A419 -POSTER-0342: Interactive INFERNO
Chantelle Burton2, 1, Richard Betts2, 1, Chris Jones1, Ted Feldpausch2, Andy Wiltshire1, Eddy Robertson1
1Met Office Hadley Centre, Exeter, United Kingdom 2University of Exeter, Exeter, United Kingdom
Fires play an essential role in vegetation dynamics, the carbon cycle, hydrological cycle and atmospheric chemistry, and are one of the most important disturbance factors globally. Over the coming decades we are likely to see increasing shifts in global climate conditions such as rising temperatures, heat extremes, droughts and altered precipitation patterns as a result of climate change. Coupled with socio-economic drivers of deforestation, these shifts could have a substantial impact on the risks and resilience of ecosystems to fire. INFERNO (INteractive Fire and Emission algoRithm for Natural envirOnments (INFERNO), a diagnostic fire model for burnt area and emissions, was implemented in the Dynamic Global Vegetation Model JULES (Joint UK Land Environment Simulator) last year.

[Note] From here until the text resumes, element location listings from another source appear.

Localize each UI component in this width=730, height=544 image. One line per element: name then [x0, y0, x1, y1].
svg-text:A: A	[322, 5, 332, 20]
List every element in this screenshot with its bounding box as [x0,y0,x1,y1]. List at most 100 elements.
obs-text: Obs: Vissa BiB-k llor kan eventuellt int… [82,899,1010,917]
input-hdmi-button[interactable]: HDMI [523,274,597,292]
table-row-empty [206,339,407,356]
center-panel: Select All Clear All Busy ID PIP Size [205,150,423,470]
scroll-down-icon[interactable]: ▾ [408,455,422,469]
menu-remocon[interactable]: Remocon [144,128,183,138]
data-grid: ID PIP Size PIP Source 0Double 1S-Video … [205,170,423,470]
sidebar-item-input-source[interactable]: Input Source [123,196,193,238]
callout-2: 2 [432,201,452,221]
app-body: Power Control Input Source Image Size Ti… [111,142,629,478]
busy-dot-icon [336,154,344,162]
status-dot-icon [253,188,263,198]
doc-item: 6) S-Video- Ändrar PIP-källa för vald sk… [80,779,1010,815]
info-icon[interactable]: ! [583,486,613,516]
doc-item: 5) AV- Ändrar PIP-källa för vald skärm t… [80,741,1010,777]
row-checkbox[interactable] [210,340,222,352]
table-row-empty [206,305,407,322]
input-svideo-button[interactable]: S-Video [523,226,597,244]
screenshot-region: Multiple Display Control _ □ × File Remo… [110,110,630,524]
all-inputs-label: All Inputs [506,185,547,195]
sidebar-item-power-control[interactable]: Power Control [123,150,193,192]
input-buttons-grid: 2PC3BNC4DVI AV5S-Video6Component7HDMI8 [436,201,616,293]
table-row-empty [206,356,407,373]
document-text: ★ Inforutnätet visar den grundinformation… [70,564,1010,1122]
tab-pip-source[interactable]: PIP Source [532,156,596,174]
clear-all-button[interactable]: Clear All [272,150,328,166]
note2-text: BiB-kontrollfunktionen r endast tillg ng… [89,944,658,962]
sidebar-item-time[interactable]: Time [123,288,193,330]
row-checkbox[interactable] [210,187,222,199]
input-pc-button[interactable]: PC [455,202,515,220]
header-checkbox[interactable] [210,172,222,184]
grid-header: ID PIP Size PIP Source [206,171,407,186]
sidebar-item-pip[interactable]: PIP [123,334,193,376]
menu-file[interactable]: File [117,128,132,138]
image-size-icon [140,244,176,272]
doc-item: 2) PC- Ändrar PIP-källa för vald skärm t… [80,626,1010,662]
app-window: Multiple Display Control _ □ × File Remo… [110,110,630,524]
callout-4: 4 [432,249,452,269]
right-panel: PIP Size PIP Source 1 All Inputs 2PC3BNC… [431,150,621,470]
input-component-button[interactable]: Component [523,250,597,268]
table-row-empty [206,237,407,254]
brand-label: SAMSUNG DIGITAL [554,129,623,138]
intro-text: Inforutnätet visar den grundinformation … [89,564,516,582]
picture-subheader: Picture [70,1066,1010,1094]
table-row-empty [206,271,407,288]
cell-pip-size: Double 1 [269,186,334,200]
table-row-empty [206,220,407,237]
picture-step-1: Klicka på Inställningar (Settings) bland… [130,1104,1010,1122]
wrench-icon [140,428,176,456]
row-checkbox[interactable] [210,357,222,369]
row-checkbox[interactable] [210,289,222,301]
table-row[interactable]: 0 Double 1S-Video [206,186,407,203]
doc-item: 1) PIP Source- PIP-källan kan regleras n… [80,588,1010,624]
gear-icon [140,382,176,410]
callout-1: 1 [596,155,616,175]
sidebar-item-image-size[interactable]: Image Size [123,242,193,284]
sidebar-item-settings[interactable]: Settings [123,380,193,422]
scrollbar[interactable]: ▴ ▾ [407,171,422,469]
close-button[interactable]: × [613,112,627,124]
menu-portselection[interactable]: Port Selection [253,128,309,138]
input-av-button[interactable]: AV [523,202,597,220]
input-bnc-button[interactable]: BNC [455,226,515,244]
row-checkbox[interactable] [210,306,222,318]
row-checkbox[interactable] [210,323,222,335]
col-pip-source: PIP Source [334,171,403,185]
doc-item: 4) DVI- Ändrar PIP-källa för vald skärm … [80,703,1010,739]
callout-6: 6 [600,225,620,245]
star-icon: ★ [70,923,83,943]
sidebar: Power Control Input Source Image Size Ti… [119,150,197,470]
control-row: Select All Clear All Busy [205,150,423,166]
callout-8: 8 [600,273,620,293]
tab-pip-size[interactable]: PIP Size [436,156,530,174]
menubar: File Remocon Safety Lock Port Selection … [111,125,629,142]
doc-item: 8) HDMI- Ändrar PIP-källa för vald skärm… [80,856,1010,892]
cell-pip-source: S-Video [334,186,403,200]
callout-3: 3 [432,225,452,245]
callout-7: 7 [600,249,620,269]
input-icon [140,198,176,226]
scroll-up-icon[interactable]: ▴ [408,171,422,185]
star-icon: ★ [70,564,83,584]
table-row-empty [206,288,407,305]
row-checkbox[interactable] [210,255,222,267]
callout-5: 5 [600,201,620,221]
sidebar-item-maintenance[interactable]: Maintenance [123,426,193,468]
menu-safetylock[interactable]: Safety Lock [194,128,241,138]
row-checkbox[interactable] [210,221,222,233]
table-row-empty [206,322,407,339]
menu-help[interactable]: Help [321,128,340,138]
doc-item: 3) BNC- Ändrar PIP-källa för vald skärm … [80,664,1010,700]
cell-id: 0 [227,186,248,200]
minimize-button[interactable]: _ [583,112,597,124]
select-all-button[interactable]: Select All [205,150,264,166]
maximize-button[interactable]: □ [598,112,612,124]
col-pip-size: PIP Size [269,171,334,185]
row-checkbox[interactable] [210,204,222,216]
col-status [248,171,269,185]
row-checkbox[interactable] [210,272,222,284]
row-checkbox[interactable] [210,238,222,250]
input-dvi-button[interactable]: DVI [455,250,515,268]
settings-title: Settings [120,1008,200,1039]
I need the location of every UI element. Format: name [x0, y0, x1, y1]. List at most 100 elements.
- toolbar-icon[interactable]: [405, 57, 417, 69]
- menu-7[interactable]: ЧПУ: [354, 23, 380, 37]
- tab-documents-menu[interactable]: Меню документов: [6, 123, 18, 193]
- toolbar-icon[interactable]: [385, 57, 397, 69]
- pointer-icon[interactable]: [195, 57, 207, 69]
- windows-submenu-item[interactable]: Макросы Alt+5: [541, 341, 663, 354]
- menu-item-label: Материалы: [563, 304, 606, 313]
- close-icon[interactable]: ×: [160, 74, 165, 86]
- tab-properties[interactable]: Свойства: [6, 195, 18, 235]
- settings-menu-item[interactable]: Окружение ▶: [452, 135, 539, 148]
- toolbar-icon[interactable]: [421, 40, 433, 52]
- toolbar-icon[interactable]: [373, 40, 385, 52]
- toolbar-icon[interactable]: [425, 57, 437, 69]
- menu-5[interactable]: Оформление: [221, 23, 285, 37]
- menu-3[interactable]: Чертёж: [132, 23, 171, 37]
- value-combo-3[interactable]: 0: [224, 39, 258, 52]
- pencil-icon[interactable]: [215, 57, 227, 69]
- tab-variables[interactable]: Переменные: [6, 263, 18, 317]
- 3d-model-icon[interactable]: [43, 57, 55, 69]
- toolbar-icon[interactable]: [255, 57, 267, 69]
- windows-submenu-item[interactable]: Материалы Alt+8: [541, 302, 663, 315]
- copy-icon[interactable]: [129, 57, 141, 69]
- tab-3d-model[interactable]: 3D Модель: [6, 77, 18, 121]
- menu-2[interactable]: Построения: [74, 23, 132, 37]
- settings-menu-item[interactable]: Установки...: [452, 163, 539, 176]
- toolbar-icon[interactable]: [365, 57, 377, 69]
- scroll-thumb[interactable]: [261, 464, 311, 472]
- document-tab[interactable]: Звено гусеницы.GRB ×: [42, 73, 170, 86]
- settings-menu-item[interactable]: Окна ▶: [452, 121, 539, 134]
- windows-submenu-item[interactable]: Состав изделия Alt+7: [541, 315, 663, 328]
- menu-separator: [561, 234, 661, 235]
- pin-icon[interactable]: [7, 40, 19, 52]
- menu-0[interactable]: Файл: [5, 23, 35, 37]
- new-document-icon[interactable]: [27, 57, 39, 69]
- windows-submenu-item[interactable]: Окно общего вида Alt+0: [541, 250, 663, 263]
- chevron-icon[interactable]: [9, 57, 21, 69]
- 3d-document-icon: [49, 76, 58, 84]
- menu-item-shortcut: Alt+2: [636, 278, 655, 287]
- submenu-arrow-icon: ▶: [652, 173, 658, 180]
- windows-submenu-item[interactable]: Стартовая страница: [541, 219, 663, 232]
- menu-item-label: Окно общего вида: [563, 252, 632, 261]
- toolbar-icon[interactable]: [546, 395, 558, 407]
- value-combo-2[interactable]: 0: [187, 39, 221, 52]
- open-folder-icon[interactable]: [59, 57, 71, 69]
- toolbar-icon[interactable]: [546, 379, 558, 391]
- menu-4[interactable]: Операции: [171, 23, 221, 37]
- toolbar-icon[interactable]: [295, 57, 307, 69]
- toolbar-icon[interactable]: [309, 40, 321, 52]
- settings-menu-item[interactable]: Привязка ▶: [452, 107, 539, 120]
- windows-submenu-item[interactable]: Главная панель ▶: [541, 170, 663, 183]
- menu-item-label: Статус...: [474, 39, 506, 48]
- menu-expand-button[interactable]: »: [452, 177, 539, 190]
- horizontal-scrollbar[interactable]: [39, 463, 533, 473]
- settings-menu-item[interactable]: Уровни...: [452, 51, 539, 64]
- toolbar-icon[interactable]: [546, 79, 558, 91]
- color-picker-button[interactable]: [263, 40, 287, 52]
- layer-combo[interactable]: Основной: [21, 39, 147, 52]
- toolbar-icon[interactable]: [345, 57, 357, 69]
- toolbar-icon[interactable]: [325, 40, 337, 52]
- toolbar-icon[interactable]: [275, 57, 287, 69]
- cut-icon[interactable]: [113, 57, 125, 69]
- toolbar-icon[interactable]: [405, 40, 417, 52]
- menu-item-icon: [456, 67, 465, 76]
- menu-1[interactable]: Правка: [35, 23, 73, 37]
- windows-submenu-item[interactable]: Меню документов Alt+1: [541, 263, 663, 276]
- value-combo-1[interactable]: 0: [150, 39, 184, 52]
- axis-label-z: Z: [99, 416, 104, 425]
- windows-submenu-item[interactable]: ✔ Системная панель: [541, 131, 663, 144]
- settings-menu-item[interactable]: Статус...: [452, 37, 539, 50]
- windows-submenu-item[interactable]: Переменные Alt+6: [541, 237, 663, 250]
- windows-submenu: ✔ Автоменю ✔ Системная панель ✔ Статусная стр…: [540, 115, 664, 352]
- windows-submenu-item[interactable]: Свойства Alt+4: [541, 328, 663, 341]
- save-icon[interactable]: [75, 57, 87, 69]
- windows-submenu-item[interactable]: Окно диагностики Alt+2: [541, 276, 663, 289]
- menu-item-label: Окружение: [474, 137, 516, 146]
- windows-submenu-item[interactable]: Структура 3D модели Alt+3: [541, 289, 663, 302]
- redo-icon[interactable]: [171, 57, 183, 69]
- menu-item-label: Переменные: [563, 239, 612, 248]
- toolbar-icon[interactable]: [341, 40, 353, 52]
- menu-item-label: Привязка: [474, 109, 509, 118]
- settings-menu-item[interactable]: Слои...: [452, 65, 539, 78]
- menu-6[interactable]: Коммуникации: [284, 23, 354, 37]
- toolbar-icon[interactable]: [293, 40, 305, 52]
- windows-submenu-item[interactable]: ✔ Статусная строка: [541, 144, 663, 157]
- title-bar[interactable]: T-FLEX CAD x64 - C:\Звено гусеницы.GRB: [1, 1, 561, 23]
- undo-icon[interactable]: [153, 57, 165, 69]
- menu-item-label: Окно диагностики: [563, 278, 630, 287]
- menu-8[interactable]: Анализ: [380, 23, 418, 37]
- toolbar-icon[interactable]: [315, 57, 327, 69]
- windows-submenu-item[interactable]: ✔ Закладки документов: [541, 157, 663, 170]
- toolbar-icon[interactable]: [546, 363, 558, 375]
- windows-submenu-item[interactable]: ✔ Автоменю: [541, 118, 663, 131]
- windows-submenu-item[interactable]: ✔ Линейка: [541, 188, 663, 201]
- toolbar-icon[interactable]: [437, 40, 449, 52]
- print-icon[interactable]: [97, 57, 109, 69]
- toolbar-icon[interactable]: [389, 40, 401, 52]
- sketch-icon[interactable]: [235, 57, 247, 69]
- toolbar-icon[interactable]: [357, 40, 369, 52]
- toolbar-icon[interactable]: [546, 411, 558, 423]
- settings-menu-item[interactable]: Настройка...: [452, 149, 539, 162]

It uses fuel flammability and ignition to calculate potential burnt area for the JULES plant functional types. Since then work has been ongoing to develop the model capability by coupling to dynamic vegetation and soil pools in order to model interactive fire-vegetation processes on a global scale, and to improve understanding of fire land-surface interactions. Here we present the first results from Interactive-INFERNO.